2. A process as claimed in claim 1, wherein the reaction of trichloroacetyl chloride and
anhydrous hydrogen fluoride is carried out in a temperature range of 200 deg. C. to 400
deg. C. preferably at a temperature ranging from 240 deg. C to 350 deg. C.
3. A process as claimed in claim 1, wherein the reactor is optionally operated in at least
three different temperature zones ranging from 200 deg C. to 350 deg. C. along the length
of the catalyst.
4. A process as claimed in claim 1 , wherein the fluorination catalyst is coprecipitated
chromia-alumina impregnated with zinc salt comprising weight % of the zinc compound
based on the weight of the catalyst ranging from 3-11%.
5. A process as claimed in claim 1, wherein the said catalyst is first calcined and than
activated by treating sequentially with N.sub.2 at a temperature ranging between 200-400
deg. C. for a period ranging between 24 hours to 48 hours followed by fluorination in the
temperature range 150 deg. C. to 400 deg. C. enabling hydrogen fluoride content of the
effluent equal to one entering the reactor.
6. A process as claimed in claim 1, wherein the molar ratio of tricholoroacetyl chloride to
anhydrous hydrogen fluoride ranges between 1:5 to 1:15.
7. A process as claimed in claim 1, wherein the reaction of trichloroacetyl chloride and
hydrogen fluoride is carried out at a pressure ranging from atmosphere pressure to 5 bar
gauge.
8. A process as claimed in claiml, wherein the contact time for the fluorination is in the
range of 3 seconds to 20 seconds preferably between 5 seconds to 10 seconds.
9. A process as claimed in claim 1, wherein the gaseous mixture produced in the reactor
comprises of 97-99 % of trifluoroacetyl fluoride, 0.5-3% of chlorodifluoroacetyl fluoride,
0-0.5% of fluorodichloroacetyl fluoride and 0.0.2% of difluoroacetyl fluoride.

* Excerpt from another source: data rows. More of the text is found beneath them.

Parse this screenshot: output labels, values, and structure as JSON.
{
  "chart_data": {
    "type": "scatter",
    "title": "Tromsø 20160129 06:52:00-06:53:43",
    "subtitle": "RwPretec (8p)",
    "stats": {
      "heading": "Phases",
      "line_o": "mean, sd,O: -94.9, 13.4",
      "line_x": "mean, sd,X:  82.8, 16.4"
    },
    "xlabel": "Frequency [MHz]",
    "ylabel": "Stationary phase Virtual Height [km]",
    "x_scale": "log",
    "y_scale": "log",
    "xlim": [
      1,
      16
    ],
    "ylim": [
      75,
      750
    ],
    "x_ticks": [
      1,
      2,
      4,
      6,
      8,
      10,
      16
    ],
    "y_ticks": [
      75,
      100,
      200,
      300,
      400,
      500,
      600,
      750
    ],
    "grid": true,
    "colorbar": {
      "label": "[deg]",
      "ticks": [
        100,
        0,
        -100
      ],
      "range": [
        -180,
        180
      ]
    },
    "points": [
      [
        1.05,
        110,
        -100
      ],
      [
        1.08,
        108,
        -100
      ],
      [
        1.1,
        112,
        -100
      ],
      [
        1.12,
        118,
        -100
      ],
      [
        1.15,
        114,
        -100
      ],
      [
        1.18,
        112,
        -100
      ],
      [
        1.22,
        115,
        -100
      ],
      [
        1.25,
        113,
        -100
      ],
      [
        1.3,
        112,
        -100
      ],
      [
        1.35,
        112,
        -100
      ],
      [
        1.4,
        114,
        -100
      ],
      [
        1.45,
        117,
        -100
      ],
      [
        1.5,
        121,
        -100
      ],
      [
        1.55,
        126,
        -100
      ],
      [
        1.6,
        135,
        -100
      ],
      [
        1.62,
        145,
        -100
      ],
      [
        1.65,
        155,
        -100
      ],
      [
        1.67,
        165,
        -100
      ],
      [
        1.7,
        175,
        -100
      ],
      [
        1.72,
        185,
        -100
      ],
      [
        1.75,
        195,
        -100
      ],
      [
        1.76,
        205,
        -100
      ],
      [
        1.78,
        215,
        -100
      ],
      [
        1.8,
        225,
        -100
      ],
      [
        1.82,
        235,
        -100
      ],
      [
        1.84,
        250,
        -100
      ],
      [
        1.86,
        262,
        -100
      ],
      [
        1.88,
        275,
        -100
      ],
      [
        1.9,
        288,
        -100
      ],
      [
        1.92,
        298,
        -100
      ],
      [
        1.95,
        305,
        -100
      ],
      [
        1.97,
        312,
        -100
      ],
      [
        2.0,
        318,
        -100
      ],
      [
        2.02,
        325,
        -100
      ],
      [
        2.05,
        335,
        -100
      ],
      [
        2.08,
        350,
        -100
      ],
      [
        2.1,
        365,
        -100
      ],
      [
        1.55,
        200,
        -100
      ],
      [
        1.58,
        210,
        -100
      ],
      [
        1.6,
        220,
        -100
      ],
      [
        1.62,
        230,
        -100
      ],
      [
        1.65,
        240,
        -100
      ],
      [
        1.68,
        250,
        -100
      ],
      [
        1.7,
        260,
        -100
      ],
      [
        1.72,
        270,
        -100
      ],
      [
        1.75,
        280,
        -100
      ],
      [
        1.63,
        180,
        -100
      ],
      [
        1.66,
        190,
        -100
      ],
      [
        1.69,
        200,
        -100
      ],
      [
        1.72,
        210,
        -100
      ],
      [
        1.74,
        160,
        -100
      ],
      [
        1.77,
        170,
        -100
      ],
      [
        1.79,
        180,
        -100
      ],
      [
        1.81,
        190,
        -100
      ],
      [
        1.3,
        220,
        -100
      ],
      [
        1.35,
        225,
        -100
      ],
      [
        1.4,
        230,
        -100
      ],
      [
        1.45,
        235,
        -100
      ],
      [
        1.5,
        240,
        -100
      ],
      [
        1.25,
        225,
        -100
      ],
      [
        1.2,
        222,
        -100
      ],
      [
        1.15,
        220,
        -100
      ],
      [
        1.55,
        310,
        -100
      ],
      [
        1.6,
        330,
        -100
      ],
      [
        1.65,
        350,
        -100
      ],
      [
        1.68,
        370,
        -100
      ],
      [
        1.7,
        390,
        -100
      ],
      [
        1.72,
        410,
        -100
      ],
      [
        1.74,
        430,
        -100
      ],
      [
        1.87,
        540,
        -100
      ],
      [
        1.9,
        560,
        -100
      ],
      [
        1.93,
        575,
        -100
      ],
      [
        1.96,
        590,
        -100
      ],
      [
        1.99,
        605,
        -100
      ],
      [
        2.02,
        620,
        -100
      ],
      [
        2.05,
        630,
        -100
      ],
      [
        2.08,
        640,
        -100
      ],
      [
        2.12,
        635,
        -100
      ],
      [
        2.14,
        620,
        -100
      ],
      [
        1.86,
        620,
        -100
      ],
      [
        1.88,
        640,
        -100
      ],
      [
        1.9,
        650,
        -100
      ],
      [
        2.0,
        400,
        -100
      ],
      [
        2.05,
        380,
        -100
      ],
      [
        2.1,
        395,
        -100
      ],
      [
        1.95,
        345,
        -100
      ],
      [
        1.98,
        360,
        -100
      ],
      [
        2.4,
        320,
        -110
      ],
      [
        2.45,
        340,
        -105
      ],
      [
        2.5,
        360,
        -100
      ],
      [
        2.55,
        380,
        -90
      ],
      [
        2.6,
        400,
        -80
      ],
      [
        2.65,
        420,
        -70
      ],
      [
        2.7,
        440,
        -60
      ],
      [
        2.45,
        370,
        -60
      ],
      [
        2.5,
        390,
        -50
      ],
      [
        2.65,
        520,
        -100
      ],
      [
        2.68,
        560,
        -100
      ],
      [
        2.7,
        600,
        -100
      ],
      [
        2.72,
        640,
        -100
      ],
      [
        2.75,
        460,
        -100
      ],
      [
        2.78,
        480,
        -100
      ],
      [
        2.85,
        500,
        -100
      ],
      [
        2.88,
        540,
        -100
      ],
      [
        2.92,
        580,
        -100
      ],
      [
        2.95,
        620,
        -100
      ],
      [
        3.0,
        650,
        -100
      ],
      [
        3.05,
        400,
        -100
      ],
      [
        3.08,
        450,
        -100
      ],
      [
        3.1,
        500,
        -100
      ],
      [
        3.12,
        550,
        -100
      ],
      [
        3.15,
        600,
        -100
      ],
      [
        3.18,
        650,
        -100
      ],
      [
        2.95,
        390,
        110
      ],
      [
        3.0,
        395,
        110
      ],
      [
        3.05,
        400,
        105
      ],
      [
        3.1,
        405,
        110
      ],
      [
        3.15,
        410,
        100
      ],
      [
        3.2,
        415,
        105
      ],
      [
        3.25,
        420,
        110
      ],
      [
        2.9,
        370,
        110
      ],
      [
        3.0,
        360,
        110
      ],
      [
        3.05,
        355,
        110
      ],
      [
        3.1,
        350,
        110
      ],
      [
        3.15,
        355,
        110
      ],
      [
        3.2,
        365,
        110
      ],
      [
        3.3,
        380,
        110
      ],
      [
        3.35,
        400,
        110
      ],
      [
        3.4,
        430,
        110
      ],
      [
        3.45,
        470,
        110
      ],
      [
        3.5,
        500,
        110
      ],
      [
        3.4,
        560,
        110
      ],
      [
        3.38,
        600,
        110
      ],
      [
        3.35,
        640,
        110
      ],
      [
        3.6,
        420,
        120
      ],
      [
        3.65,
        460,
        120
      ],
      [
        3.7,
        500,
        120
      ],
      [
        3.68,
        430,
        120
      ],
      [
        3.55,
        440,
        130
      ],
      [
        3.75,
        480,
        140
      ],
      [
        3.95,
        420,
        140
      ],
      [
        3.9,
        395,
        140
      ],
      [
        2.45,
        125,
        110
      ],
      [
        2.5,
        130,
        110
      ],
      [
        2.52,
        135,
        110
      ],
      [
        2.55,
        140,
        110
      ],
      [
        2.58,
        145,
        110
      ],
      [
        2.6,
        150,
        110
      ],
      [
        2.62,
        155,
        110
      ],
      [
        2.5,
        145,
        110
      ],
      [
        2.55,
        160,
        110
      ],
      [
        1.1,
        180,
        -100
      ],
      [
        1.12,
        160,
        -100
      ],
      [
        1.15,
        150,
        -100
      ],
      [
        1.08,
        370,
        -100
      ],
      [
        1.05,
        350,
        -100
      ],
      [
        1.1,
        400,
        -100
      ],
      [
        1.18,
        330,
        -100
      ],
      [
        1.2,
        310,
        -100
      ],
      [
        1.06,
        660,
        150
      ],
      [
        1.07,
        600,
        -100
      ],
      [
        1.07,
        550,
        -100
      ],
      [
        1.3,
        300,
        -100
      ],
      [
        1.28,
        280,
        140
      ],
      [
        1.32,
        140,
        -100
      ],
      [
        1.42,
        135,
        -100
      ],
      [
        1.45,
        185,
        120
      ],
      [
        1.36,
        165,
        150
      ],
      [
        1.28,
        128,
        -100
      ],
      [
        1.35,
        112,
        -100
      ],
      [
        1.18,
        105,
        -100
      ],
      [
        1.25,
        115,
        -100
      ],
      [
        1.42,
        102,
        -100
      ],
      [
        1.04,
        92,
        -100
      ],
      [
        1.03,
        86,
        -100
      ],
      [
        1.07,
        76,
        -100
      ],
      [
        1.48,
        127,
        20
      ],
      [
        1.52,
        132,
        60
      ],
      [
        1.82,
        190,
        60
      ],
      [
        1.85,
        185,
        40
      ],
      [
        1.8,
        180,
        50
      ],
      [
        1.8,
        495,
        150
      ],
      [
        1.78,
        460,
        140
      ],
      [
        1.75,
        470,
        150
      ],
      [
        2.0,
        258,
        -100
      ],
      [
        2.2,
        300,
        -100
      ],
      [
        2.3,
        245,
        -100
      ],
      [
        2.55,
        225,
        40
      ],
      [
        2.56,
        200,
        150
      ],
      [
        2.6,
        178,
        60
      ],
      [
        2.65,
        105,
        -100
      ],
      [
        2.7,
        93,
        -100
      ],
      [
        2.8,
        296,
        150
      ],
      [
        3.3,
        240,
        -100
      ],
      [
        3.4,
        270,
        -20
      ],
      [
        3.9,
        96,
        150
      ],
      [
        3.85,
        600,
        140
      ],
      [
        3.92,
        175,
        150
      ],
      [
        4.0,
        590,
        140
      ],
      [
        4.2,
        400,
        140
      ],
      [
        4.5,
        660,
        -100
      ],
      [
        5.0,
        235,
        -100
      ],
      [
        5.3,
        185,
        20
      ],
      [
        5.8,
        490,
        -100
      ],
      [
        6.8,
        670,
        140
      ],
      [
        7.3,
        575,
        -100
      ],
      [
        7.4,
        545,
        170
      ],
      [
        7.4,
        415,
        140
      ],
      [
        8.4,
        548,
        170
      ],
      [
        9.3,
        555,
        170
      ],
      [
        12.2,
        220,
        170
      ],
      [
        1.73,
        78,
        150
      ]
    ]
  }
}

10. A process as claimed in claiml, wherein the lower fluorinated compounds are
recycled back to the original feed stream.
1 1. A process for the preparation of Trifluoroacetyl fluoride from trichloroacetyl chloride comprising reacting trichloroacetyl chloride and anhydrous hydrogen fluoride in vapor phase using chromia - alumina catalyst impregnated with Zinc salt substantially as hereinbefore described with reference to the accompanying examples.